I also don't know if the children that did have the symptoms had all three or some subset of those. "Lack of energy" is a very general symptom that could be caused by almost anything. As could be either of the other two individually. Now if all 50 (or a large percentage of them) had all 3 symptoms, that would be very worrisome.
Signs and Symptoms of ARS
.
How many flights from San Francisco to Washington DC would it take for Japanese children to manefest the signs and symptoms of Acute Radiation Sickness?
Neutron Calculations
How many neutrons would it take to induce radiation in every trace element in each cell of a 50 pound child?
How many cross country flights would it take to 'catch' that many neutrons?
How fast, relativistically would these neutrons need to travel to 'heat up' the iron in human red blood cells?
Same question with respect to the calcium in human bones?
Assume a SPHERICAL child
Let us assume that the child's intake altitude for food, water and air is a constant 1 meter above ground level.
This assumption will provide ease of data correlation, and mathematical model simplicity, while ignoring Futon bed height is about 1/3 that height and that children play on the floor.
This is the so called 'Spherical Chicken Assumption'.
Lucky Dragon
:(
Perhaps the Koriyama City team mascot is ‘The Lucky Dragon’.
:(
VB doesn't know
That's right VB you don't know how many, do you, and your statement of 'high probability' is inconsequential because it's nothing but blind conjecture. You also don't know if all 3 were present, do you. You just don't know jack, do you. But you're still ready to try to debunk the article without knowing anything whatsoever just like the original poster; shameful!
Blundering Liars
“Newspapers and television shouldn’t say, ‘Don’t worry, it’s safe. You don’t need to run away,’ like Japan’s have.”
http://www.cnngo.com/tokyo/life/tell-me-about-it/david-mcneill-whos-tell...
One of the more striking aspects of the local media coverage of Fukushima was the missing word -- “meltdown.” It seemed reasonable to speculate, from March 11-15, that this is precisely what happened. One reason was the repeated news of cesium dispersed in the atmosphere on March 12.
We might also cite the example of MOX fuel and plutonium, a substance so toxic “that a teaspoon-sized cube of it would suffice to kill 10 million people,” in Reactor 3 at Fukushima.

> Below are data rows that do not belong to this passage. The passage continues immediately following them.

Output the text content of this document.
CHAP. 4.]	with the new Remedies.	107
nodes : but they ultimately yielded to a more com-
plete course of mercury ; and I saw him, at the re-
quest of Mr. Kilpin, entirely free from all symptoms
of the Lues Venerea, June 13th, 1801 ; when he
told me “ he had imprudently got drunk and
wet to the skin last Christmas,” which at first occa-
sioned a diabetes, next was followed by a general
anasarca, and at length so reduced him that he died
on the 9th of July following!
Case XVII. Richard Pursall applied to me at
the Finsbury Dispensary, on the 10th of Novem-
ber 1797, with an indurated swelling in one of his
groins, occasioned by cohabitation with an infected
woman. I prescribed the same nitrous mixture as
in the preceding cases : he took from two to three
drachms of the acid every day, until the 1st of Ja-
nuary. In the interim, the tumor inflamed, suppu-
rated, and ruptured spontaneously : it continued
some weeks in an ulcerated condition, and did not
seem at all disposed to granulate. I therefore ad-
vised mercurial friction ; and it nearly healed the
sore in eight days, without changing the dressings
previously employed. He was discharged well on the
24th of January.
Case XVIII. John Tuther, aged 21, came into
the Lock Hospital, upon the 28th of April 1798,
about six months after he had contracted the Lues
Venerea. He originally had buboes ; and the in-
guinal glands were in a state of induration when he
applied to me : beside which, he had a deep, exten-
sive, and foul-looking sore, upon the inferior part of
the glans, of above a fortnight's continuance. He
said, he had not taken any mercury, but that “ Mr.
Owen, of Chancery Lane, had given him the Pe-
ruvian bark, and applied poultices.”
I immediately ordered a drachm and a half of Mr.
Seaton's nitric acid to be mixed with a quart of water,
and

Newspaper and TV reports in Japan essentially banished the words from their reports. MOX is also used in the Hamaoka nuclear plant, which, until Prime Minister Naoto Kan ordered it shut last month was largely unknown to ordinary Japanese citizens.
Japanese magazines, however, have been the most critical, unrestrained and informed publications in the world since March. “Shukan Shincho” calls the TEPCO management ‘war criminals’. “Shukan Gendai” dubbed professor Sekimura and pro-nuclear scientists “tonchinkan” -- roughly, “blundering.”
Haruki Madarame is now widely called “Detarame” Haruki, meaning he’s a liar or a bullshitter. But shouldn’t newspapers and TV news, the public’s watchdog, be timely and up to date?
How Many Sick Children?
.
How many Japanese children are exhibiting signs and symptoms of acute radiation sickness?
How Many Children
How many Japanese children are suffering from ARS?